Online search engines are meant to pick out high-quality sites amid the sea of knockoffs that repeat information produced elsewhere, but even they get overwhelmed. As recently as March, for example, the first 10 results from a Google search for “how to organize your desktop” contained nine links to pages churned out by “content farms” — Web sites that publish reams of articles that aim simply to attract clicks and advertising dollars.
That prompted New Scientist magazine to ask computer scientist Richard McCreadie at the University of Glasgow to look into the issue. The results show that Google and Microsoft’s Bing seem to be regaining the upper hand in the fight against content farms.
Most of the credit has been given to Google, which announced in February that it had updated its search algorithm in a bid to prioritize sites that publish original and well-researched material. It won’t provide details, but many site owners noticed that the update penalized sites that publish multiple, near identical articles, a favorite tactic of content farms.
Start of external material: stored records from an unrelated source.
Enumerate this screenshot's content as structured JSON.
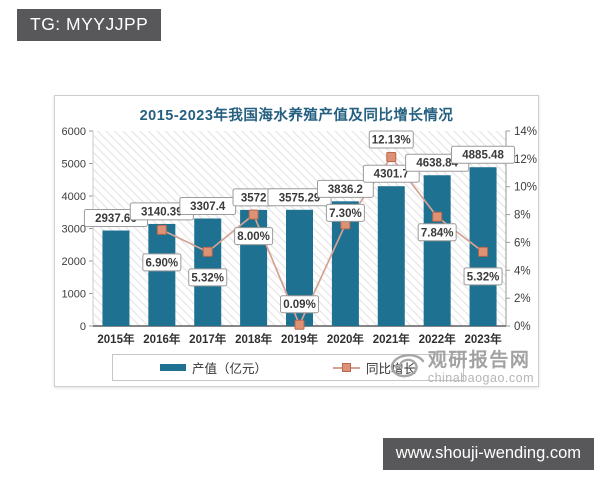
{
  "badges": {
    "top_left": "TG: MYYJJPP",
    "bottom_right": "www.shouji-wending.com"
  },
  "watermark": {
    "brand": "观研报告网",
    "domain": "chinabaogao.com"
  },
  "chart_data": {
    "type": "bar",
    "subtype": "combo-bar-line",
    "title": "2015-2023年我国海水养殖产值及同比增长情况",
    "categories": [
      "2015年",
      "2016年",
      "2017年",
      "2018年",
      "2019年",
      "2020年",
      "2021年",
      "2022年",
      "2023年"
    ],
    "series": [
      {
        "name": "产值（亿元）",
        "type": "bar",
        "axis": "left",
        "color": "#1e7191",
        "values": [
          2937.66,
          3140.39,
          3307.4,
          3572,
          3575.29,
          3836.2,
          4301.7,
          4638.84,
          4885.48
        ],
        "labels": [
          "2937.66",
          "3140.39",
          "3307.4",
          "3572",
          "3575.29",
          "3836.2",
          "4301.7",
          "4638.84",
          "4885.48"
        ]
      },
      {
        "name": "同比增长",
        "type": "line",
        "axis": "right",
        "color": "#d5a294",
        "marker_color": "#dd9175",
        "marker_border": "#b8684d",
        "values": [
          null,
          6.9,
          5.32,
          8.0,
          0.09,
          7.3,
          12.13,
          7.84,
          5.32
        ],
        "labels": [
          null,
          "6.90%",
          "5.32%",
          "8.00%",
          "0.09%",
          "7.30%",
          "12.13%",
          "7.84%",
          "5.32%"
        ]
      }
    ],
    "left_axis": {
      "min": 0,
      "max": 6000,
      "step": 1000,
      "tick_labels": [
        "0",
        "1000",
        "2000",
        "3000",
        "4000",
        "5000",
        "6000"
      ]
    },
    "right_axis": {
      "min": 0,
      "max": 14,
      "step": 2,
      "tick_labels": [
        "0%",
        "2%",
        "4%",
        "6%",
        "8%",
        "10%",
        "12%",
        "14%"
      ]
    },
    "legend_position": "bottom",
    "grid": false,
    "plot_background": "diagonal-hatch",
    "label_box_style": {
      "fill": "#ffffff",
      "border": "#9b9b9b",
      "text": "#3a3a3a"
    }
  }
}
To test how successful the new system is, McCreadie ran 50 search queries known to be a target of content farmers, such as “how to train for a marathon,” in March and then again in August. Then he paid people to examine the results for links to low-quality sites, where “low quality” was defined as uninformative sites whose primary function appears to be displaying ads.
The results are striking. In the case of the marathon query, sites that contained lists of generic tips, such as “invest in a good pair of running shoes,” were present in the top 10 in March but had disappeared by August, while high-quality sources, such as Runner’s World magazine, now appear near the top. Similar trends were found throughout the 50 queries.